Pubblicato il autore: Christian Vannozzi Segui

messiCi sono delle cose che neanche un grandissimo come Messi può permettersi e che violano la morale pubblica, è quanto è accaduto al campione argentino del Barcellona in Egitto, dove, forse per superficialità e sicuramente per ignoranza.
Si tratta di una vera e propria figuraccia quella collezionata dal calciatore del Barcellona che ospite del programma “Sì, sono famoso” ha regalato alla conduttrice Mona al-Sharqaw un paio di scarpini che sarebbero stati dovuti essere messi all’asta per beneficenza.
Intenzione senza dubbio nobile quella di Lionel che però non ah fatto i conti con la cultura araba, in quanto il mostrare le suole delle scarpe è considerato nel mondo arabo un gesto osceno e impuro. Le suole rappresentano infatti la sporcizia e lo spregio, in quanto sono sempre a contatto con la terra.
messiAnche se Messi non era a conoscenza di questa tradizione gli insulti sono volati, specialmente tra i media e non è mancata neanche la reazione ufficiale della lega calcio egiziana che attravero il portavoce Azmy Megahed ha dichiarato senza mezzi termini:

“La nostra povera gente non ha bisogno di Messi”.
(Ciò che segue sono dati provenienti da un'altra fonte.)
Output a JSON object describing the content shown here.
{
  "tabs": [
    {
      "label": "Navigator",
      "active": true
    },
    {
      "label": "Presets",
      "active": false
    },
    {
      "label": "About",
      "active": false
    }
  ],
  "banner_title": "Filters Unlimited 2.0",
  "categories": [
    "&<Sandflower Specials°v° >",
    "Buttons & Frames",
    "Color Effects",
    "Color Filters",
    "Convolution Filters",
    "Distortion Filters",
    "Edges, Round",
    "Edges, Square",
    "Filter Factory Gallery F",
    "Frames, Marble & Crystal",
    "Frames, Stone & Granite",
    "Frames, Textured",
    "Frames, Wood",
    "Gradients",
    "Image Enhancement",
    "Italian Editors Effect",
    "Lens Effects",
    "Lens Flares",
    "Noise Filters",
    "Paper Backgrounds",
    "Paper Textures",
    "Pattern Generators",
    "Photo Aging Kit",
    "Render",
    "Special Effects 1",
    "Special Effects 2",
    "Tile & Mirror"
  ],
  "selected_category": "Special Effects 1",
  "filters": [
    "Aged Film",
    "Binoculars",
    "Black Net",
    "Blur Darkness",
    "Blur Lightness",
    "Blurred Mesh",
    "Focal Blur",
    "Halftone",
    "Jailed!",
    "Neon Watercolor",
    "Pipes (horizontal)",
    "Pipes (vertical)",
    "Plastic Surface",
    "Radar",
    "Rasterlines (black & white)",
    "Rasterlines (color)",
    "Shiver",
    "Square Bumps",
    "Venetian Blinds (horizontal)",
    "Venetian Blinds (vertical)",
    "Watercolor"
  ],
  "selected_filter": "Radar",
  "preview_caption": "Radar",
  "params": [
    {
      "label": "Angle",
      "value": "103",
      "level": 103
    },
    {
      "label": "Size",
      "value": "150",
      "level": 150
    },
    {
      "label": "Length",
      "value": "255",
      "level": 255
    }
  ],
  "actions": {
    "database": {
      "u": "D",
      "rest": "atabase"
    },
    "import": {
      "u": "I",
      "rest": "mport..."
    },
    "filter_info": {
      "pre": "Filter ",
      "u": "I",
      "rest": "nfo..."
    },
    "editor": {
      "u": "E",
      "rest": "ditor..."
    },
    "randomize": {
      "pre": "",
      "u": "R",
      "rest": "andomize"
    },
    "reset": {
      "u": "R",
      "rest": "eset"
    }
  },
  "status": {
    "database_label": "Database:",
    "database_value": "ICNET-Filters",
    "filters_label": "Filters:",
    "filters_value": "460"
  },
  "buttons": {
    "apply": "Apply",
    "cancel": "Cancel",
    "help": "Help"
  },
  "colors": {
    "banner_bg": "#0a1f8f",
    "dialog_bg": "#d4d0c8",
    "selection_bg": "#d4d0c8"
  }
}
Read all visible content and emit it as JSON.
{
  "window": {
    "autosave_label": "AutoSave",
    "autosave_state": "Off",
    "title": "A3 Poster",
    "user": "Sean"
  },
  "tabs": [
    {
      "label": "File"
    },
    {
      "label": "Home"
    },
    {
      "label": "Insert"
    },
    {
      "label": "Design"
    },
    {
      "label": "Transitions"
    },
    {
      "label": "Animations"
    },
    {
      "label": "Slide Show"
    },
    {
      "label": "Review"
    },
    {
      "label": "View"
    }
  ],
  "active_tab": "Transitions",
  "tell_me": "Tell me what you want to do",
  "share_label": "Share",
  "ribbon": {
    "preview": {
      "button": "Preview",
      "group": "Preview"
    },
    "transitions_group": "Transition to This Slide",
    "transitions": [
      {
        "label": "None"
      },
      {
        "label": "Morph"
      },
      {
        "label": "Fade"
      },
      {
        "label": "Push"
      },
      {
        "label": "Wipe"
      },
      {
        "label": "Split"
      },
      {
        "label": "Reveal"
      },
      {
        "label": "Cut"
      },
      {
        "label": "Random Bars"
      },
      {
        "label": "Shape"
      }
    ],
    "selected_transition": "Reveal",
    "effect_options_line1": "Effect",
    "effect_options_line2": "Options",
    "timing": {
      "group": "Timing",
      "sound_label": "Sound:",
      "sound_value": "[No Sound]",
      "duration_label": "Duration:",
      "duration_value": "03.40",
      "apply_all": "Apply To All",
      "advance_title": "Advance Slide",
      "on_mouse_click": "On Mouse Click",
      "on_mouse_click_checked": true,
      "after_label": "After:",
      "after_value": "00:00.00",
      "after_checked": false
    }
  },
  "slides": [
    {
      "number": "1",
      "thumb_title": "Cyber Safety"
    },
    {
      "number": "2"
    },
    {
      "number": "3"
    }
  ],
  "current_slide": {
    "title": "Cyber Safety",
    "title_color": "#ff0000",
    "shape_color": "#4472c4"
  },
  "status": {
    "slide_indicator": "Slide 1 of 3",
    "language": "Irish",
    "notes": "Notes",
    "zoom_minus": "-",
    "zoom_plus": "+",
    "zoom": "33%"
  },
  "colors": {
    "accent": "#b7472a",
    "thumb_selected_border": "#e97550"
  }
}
Su twitter è andata anche peggio, poiché un internauta ha addirittura twittato:

“E’ stata una cosa disgustosa. E’ stato pagato migliaia di dollari e alla fine ha donato le scarpe e il presentatore stupido era felice”.

E ancora sempre da twitter:

“Il nome dell’ Egitto è sicuramente più grande delle scarpe di Messi. Questo e’ un grande insulto per l’Egitto”.
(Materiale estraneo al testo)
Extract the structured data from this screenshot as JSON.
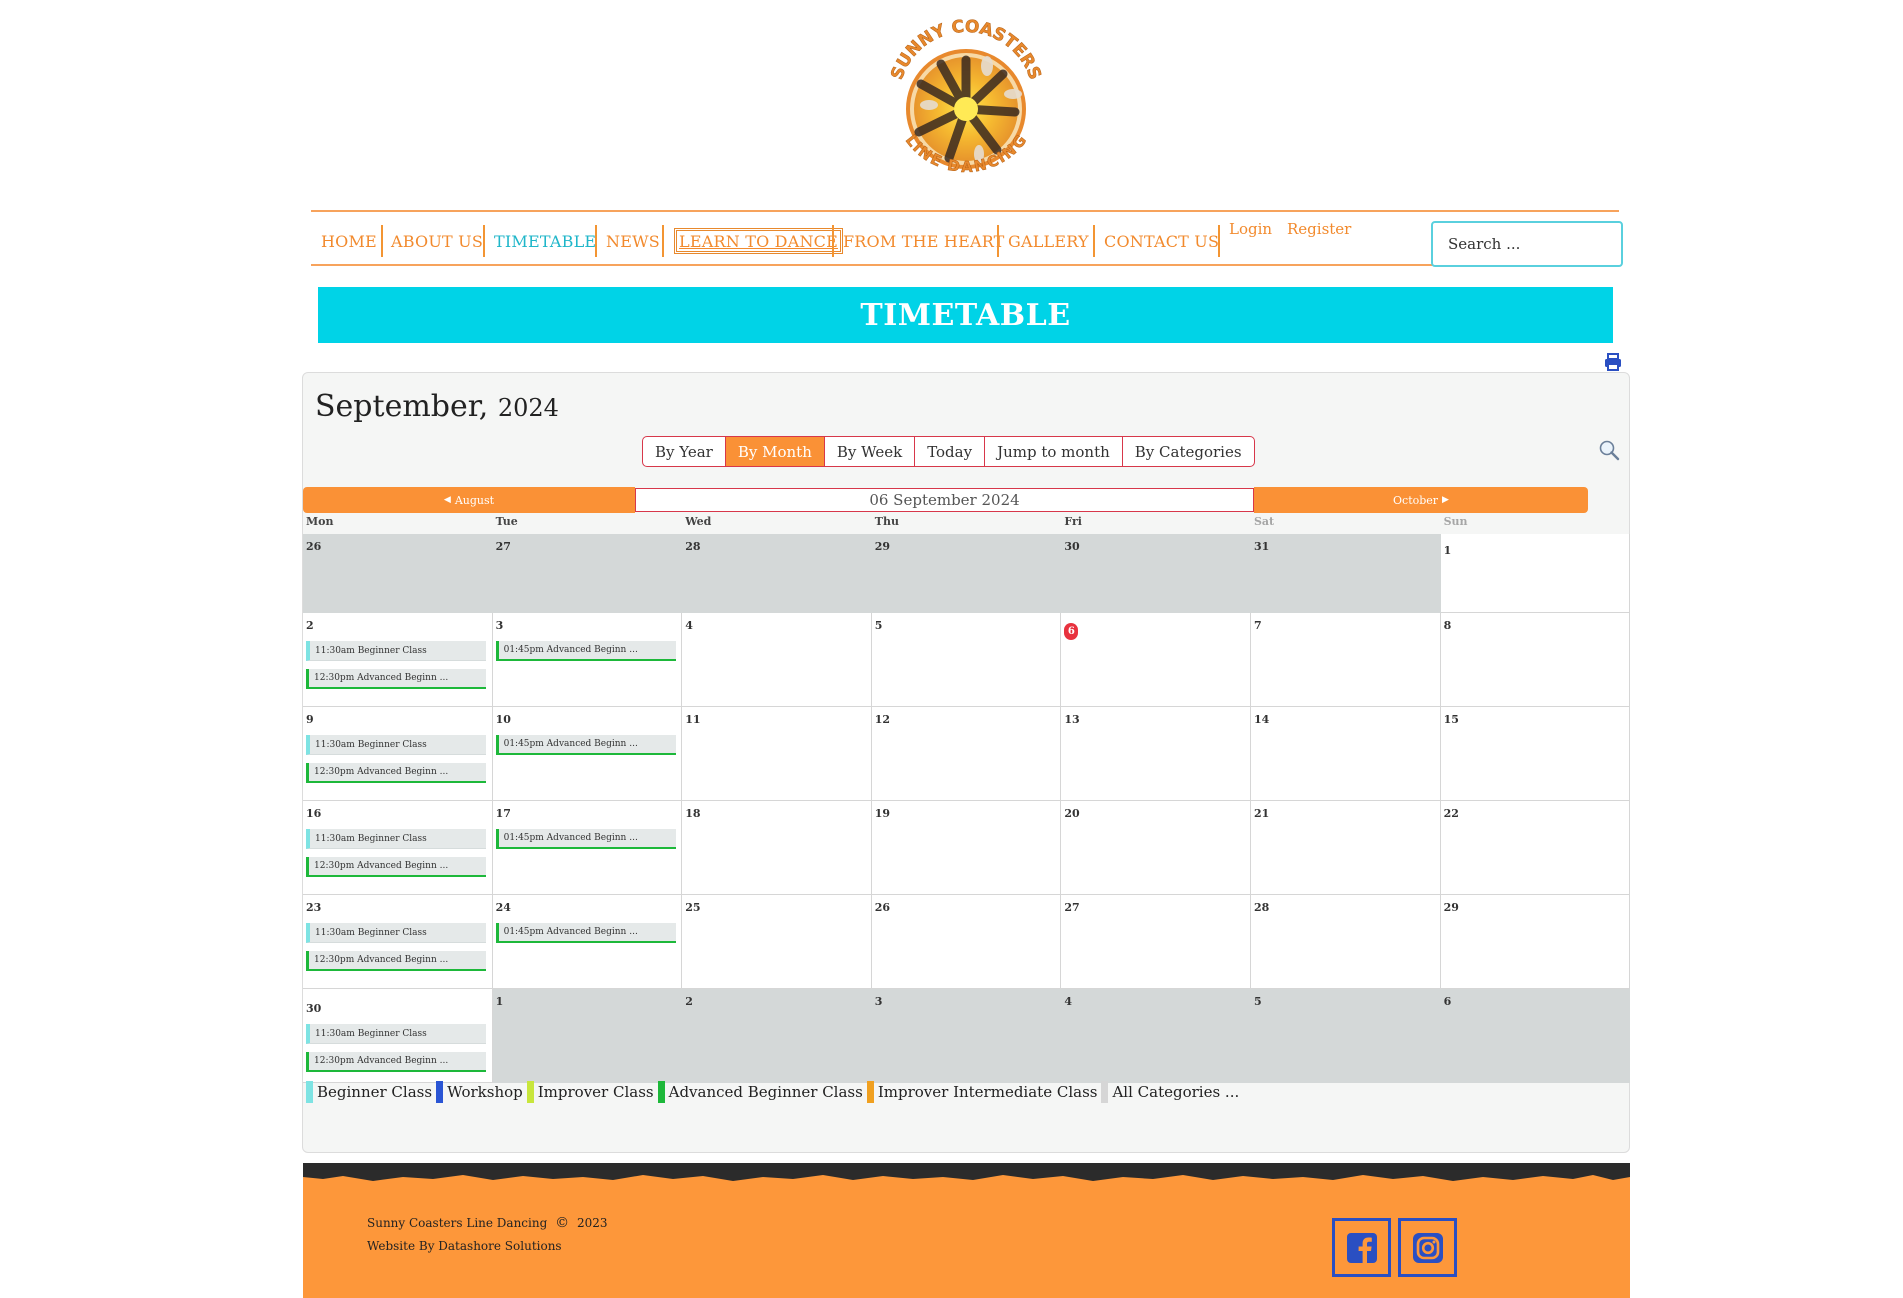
{
  "logo": {
    "text_top": "SUNNY COASTERS",
    "text_bottom": "LINE DANCING"
  },
  "nav": {
    "items": [
      {
        "label": "HOME"
      },
      {
        "label": "ABOUT US"
      },
      {
        "label": "TIMETABLE"
      },
      {
        "label": "NEWS"
      },
      {
        "label": "LEARN TO DANCE"
      },
      {
        "label": "FROM THE HEART"
      },
      {
        "label": "GALLERY"
      },
      {
        "label": "CONTACT US"
      }
    ],
    "login": "Login",
    "register": "Register",
    "search_placeholder": "Search ..."
  },
  "banner": {
    "title": "TIMETABLE"
  },
  "calendar": {
    "month": "September,",
    "year": "2024",
    "views": [
      "By Year",
      "By Month",
      "By Week",
      "Today",
      "Jump to month",
      "By Categories"
    ],
    "prev_label": "August",
    "next_label": "October",
    "current_date": "06 September 2024",
    "weekdays": [
      "Mon",
      "Tue",
      "Wed",
      "Thu",
      "Fri",
      "Sat",
      "Sun"
    ],
    "weeks": [
      [
        {
          "day": "26",
          "out": true
        },
        {
          "day": "27",
          "out": true
        },
        {
          "day": "28",
          "out": true
        },
        {
          "day": "29",
          "out": true
        },
        {
          "day": "30",
          "out": true
        },
        {
          "day": "31",
          "out": true
        },
        {
          "day": "1"
        }
      ],
      [
        {
          "day": "2",
          "events": [
            {
              "text": "11:30am Beginner Class",
              "cat": "beginner"
            },
            {
              "text": "12:30pm Advanced Beginn ...",
              "cat": "advanced"
            }
          ]
        },
        {
          "day": "3",
          "events": [
            {
              "text": "01:45pm Advanced Beginn ...",
              "cat": "advanced"
            }
          ]
        },
        {
          "day": "4"
        },
        {
          "day": "5"
        },
        {
          "day": "6",
          "today": true
        },
        {
          "day": "7"
        },
        {
          "day": "8"
        }
      ],
      [
        {
          "day": "9",
          "events": [
            {
              "text": "11:30am Beginner Class",
              "cat": "beginner"
            },
            {
              "text": "12:30pm Advanced Beginn ...",
              "cat": "advanced"
            }
          ]
        },
        {
          "day": "10",
          "events": [
            {
              "text": "01:45pm Advanced Beginn ...",
              "cat": "advanced"
            }
          ]
        },
        {
          "day": "11"
        },
        {
          "day": "12"
        },
        {
          "day": "13"
        },
        {
          "day": "14"
        },
        {
          "day": "15"
        }
      ],
      [
        {
          "day": "16",
          "events": [
            {
              "text": "11:30am Beginner Class",
              "cat": "beginner"
            },
            {
              "text": "12:30pm Advanced Beginn ...",
              "cat": "advanced"
            }
          ]
        },
        {
          "day": "17",
          "events": [
            {
              "text": "01:45pm Advanced Beginn ...",
              "cat": "advanced"
            }
          ]
        },
        {
          "day": "18"
        },
        {
          "day": "19"
        },
        {
          "day": "20"
        },
        {
          "day": "21"
        },
        {
          "day": "22"
        }
      ],
      [
        {
          "day": "23",
          "events": [
            {
              "text": "11:30am Beginner Class",
              "cat": "beginner"
            },
            {
              "text": "12:30pm Advanced Beginn ...",
              "cat": "advanced"
            }
          ]
        },
        {
          "day": "24",
          "events": [
            {
              "text": "01:45pm Advanced Beginn ...",
              "cat": "advanced"
            }
          ]
        },
        {
          "day": "25"
        },
        {
          "day": "26"
        },
        {
          "day": "27"
        },
        {
          "day": "28"
        },
        {
          "day": "29"
        }
      ],
      [
        {
          "day": "30",
          "events": [
            {
              "text": "11:30am Beginner Class",
              "cat": "beginner"
            },
            {
              "text": "12:30pm Advanced Beginn ...",
              "cat": "advanced"
            }
          ]
        },
        {
          "day": "1",
          "out": true
        },
        {
          "day": "2",
          "out": true
        },
        {
          "day": "3",
          "out": true
        },
        {
          "day": "4",
          "out": true
        },
        {
          "day": "5",
          "out": true
        },
        {
          "day": "6",
          "out": true
        }
      ]
    ],
    "legend": [
      {
        "label": "Beginner Class",
        "color": "#7ee3e3"
      },
      {
        "label": "Workshop",
        "color": "#2a55d4"
      },
      {
        "label": "Improver Class",
        "color": "#c8e63c"
      },
      {
        "label": "Advanced Beginner Class",
        "color": "#1db83a"
      },
      {
        "label": "Improver Intermediate Class",
        "color": "#f0a020"
      },
      {
        "label": "All Categories ...",
        "color": "#d6d6d6"
      }
    ]
  },
  "footer": {
    "copyright_name": "Sunny Coasters Line Dancing",
    "copyright_symbol": "©",
    "copyright_year": "2023",
    "credit": "Website By Datashore Solutions",
    "social": [
      {
        "name": "facebook"
      },
      {
        "name": "instagram"
      }
    ]
  },
  "colors": {
    "accent": "#fa9136",
    "teal": "#00d3e7",
    "nav_text": "#f28a2d",
    "social": "#2a4fc2"
  }
}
Non è rimasta illesa neanche la povera conduttrice, che non è stata in grado di replicare al gesto del campione argentino:


“Non c’è tempo per dormire. Lei avrebbe dovuto rifiutare questa donazione insignificante”.
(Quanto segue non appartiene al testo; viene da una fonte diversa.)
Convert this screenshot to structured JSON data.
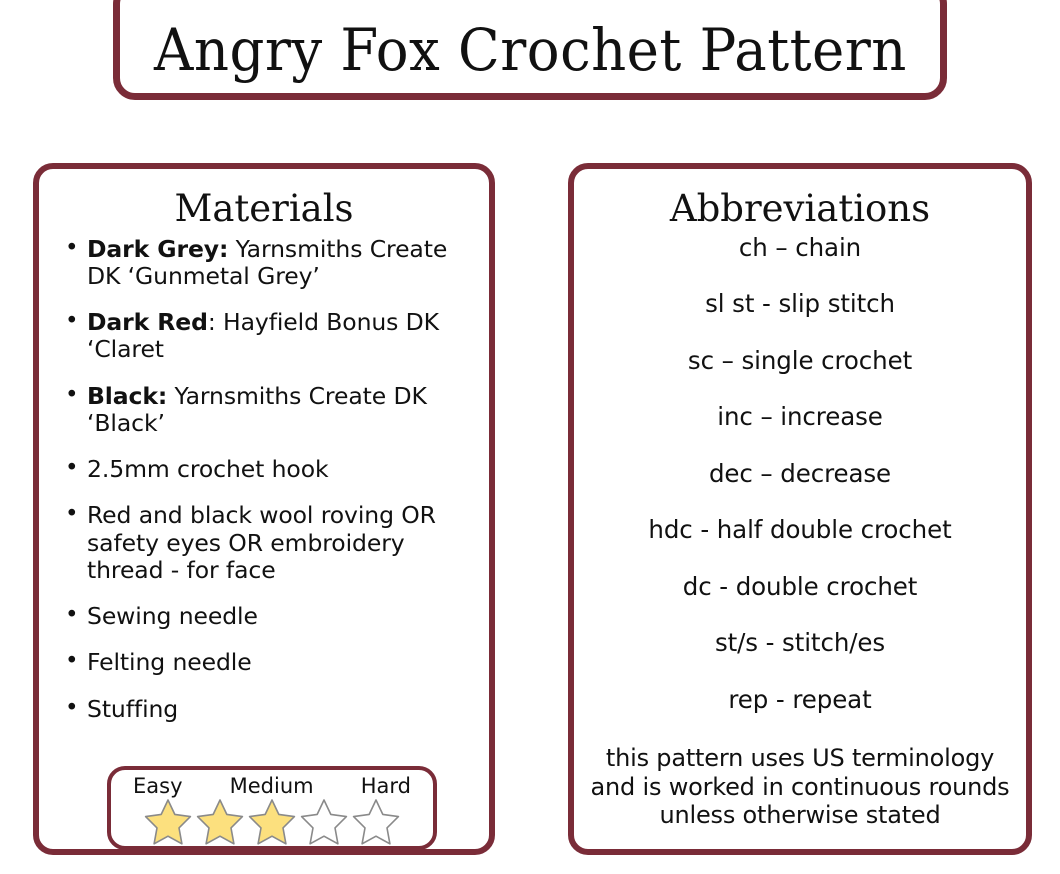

Unica difesa è arrivata dall’ex gialloroso Mido, che ha cercato di gettare acqua sul fuoco spiegando come per un giocatore gli scarpini siano una sorta di emblema e sicuramente qualcosa di prezioso, e non di offensivo, concetto però molto complicato da capire per una cultura monolitica che comunque ha le sue rispettabilissime tradizioni radicate da secoli e secoli.
la leggerezza di Messi è stata infatti quella di non essersi informato prima sulle usanze locali, che come ogni tipo di diversità va rispettata e valorizzata.